Both approaches give healthcare clients direct control over data collection and an architecture that avoid ungoverned data sharing with third parties.

The approach we take when implementing a HIPAA-compliant tracking solution for our clients is to replace all client-side tracking with a new, Private Client ID. This Private Client ID becomes our sole source of data collection, with no third-party tracking or data collection on the client browser or application. The only data collected is what is explicitly approved by each client’s marketing and compliance teams, leaving our clients in complete control of HIPAA-compliant data collection.

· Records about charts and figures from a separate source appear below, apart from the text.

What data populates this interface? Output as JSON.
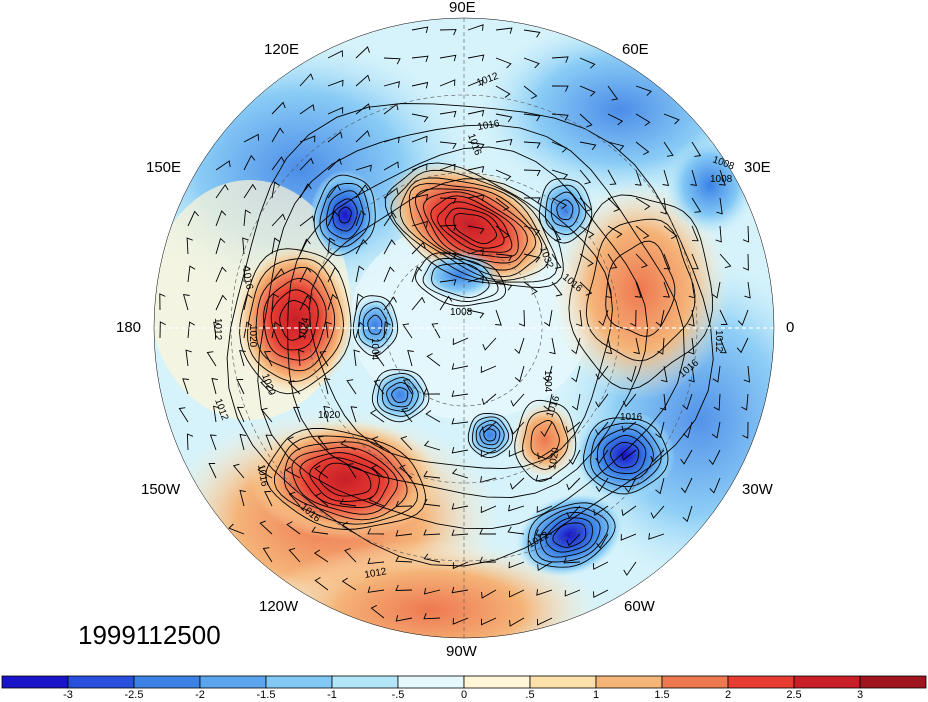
{
  "map": {
    "projection": "north polar stereographic",
    "longitude_labels": [
      "90E",
      "60E",
      "30E",
      "0",
      "30W",
      "60W",
      "90W",
      "120W",
      "150W",
      "180",
      "150E",
      "120E"
    ],
    "isobar_labels": [
      "1012",
      "1016",
      "1008",
      "1016",
      "1032",
      "1008",
      "1020",
      "1024",
      "1012",
      "1016",
      "1020",
      "1004",
      "1008",
      "1020",
      "1012",
      "1016",
      "1016",
      "1016",
      "1016",
      "1004",
      "1016",
      "1020",
      "1012",
      "1016",
      "1012",
      "1012"
    ],
    "date": "1999112500"
  },
  "colorbar": {
    "tick_labels": [
      "-3",
      "-2.5",
      "-2",
      "-1.5",
      "-1",
      "-.5",
      "0",
      ".5",
      "1",
      "1.5",
      "2",
      "2.5",
      "3"
    ],
    "colors": [
      "#1a14c8",
      "#2850dc",
      "#3c82e6",
      "#5aa5ee",
      "#82c8f5",
      "#b4e6fa",
      "#e6f8fc",
      "#fff5d7",
      "#fce1aa",
      "#f5b478",
      "#ee7850",
      "#e63c32",
      "#c81e28",
      "#a0141e"
    ]
  }
}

Data Cleansing and De-identification

Nearly all healthcare organizations leverage digital marketing to support their operations. And effective digital marketing requires sharing essential tracking data with advertising and marketing partners. But none of the widely used advertising (META, Trade Desk, etc) or analytics platforms (e.g., Google or Adobe) will sign BAA’s for their core analytics offerings, so how can data be shared to support critical marketing initiatives?

The approach we’ve found to be successful with our clients is to cleanse and de-identify tracking data to enable sharing with a third-party that isn’t under BAA. By taking this approach, we enable our clients to continue to use the platforms and partners they rely on and know well, while ensuring PHI is never shared.

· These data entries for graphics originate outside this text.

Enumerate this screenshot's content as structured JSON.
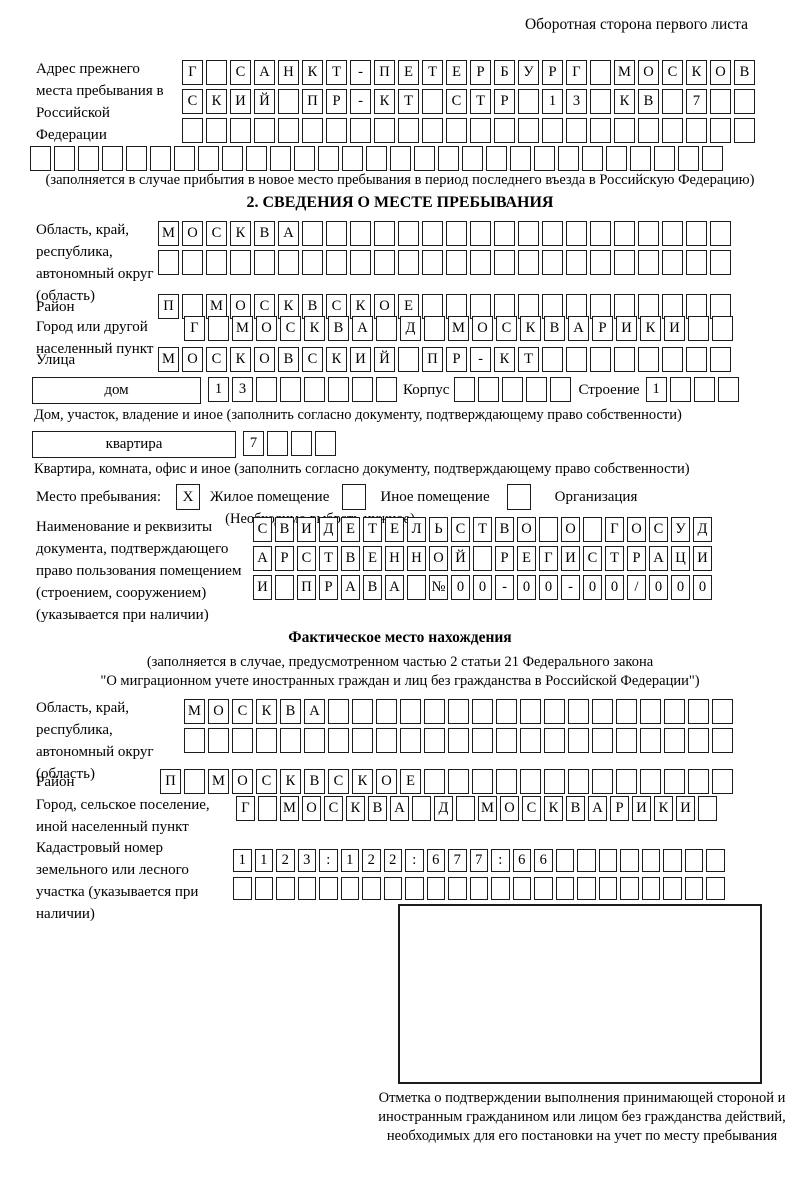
{
  "corner_note": "Оборотная сторона первого листа",
  "prev_address": {
    "label": "Адрес прежнего места пребывания в Российской Федерации",
    "row1": "Г САНКТ-ПЕТЕРБУРГ МОСКОВ",
    "row2": "СКИЙ ПР-КТ СТР 13 КВ 7",
    "row3": "",
    "row4": "",
    "note": "(заполняется в случае прибытия в новое место пребывания в период последнего въезда в Российскую Федерацию)"
  },
  "section2": {
    "title": "2. СВЕДЕНИЯ О МЕСТЕ ПРЕБЫВАНИЯ",
    "region_label": "Область, край, республика, автономный округ (область)",
    "region_row1": "МОСКВА",
    "region_row2": "",
    "district_label": "Район",
    "district_row": "П МОСКВСКОЕ",
    "city_label": "Город или другой населенный пункт",
    "city_row": "Г МОСКВА Д МОСКВАРИКИ",
    "street_label": "Улица",
    "street_row": "МОСКОВСКИЙ ПР-КТ",
    "house_box_label": "дом",
    "house_cells": "13",
    "korpus_label": "Корпус",
    "korpus_cells": "",
    "stroenie_label": "Строение",
    "stroenie_cells": "1",
    "house_note": "Дом, участок, владение и иное (заполнить согласно документу, подтверждающему право собственности)",
    "apartment_box_label": "квартира",
    "apartment_cells": "7",
    "apartment_note": "Квартира, комната, офис и иное (заполнить согласно документу, подтверждающему право собственности)",
    "stay_label": "Место пребывания:",
    "stay_mark": "X",
    "stay_option1": "Жилое помещение",
    "stay_option2": "Иное помещение",
    "stay_option3": "Организация",
    "stay_note": "(Необходимо выбрать нужное)",
    "doc_label": "Наименование и реквизиты документа, подтверждающего право пользования помещением (строением, сооружением) (указывается при наличии)",
    "doc_row1": "СВИДЕТЕЛЬСТВО О ГОСУД",
    "doc_row2": "АРСТВЕННОЙ РЕГИСТРАЦИ",
    "doc_row3": "И ПРАВА №00-00-00/000"
  },
  "actual": {
    "title": "Фактическое место нахождения",
    "note1": "(заполняется в случае, предусмотренном частью 2 статьи 21 Федерального закона",
    "note2": "\"О миграционном учете иностранных граждан и лиц без гражданства в Российской Федерации\")",
    "region_label": "Область, край, республика, автономный округ (область)",
    "region_row1": "МОСКВА",
    "region_row2": "",
    "district_label": "Район",
    "district_row": "П МОСКВСКОЕ",
    "city_label": "Город, сельское поселение, иной населенный пункт",
    "city_row": "Г МОСКВА Д МОСКВАРИКИ",
    "cadastre_label": "Кадастровый номер земельного или лесного участка (указывается при наличии)",
    "cadastre_row1": "1123:122:677:66",
    "cadastre_row2": ""
  },
  "stamp_caption": "Отметка о подтверждении выполнения принимающей стороной и иностранным гражданином или лицом без гражданства действий, необходимых для его постановки на учет по месту пребывания"
}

More specifically, we implement systems that monitor for sensitive data in URLs, removing or de-identifying such information when detected. For example, URL data that includes health condition, treatment or physician information is replaced with hashed values that de-identify that information in the URL before sharing.

Data cleansing is most easily executed within a HIPAA-compliant data hub – a key part of advanced, server-side tracking implementations that also enables HIPAA-compliant data sharing.

Data Sharing

Because server-side tracking implementations leverage communication via API (server-to-server) to facilitate data sharing, this method offers healthcare organizations the opportunity to define and enforce what data is shared with third parties. When implementing HIPAA-complaint tracking, we’re able to provide clients with discrete control over data shared with each partner, down to a single attribute.

So for example, we may pass only a conversion event to one advertising partner and a conversion plus pseudonymous ID to a different advertising partner while passing all cleansed and de-identified data to Google Analytics. We can achieve this a number of different ways, but our preferred method is to use a HIPAA-compliant, cloud-based data hub. For several reasons, our favored HIPAA-compliant data hub is Tealium EventStream:

• Their architecture elegantly supports our Private Client ID, Data Cleansing and De-identification solutions
• EventStream has an extensive library of third-party “connectors”, which saves us the time required to implement our own connectors
• Like Wheelhouse DMG, Tealium does enter into BAA’s with their clients

Benefits for Healthcare Organizations

Using the architectural approach outlined above for server-side tracking creates several benefits for healthcare organizations:

• Puts the healthcare organization in full control of HIPAA compliance for digital tracking. Compliance is enforced at the data collection, data cleansing and data sharing levels, which enables healthcare organizations to continue using the platforms and partners they wish, while ensuring HIPAA compliance.
• Can be configured and updated to adjust to changes in the regulatory environment. Data collection, cleansing and sharing is governed by rules and libraries that can easily be updated in response to changes in the regulatory environment.
• Offers a platform-agnostic approach that enables healthcare organizations to work with any third-party partner or platform that supports API-based integration.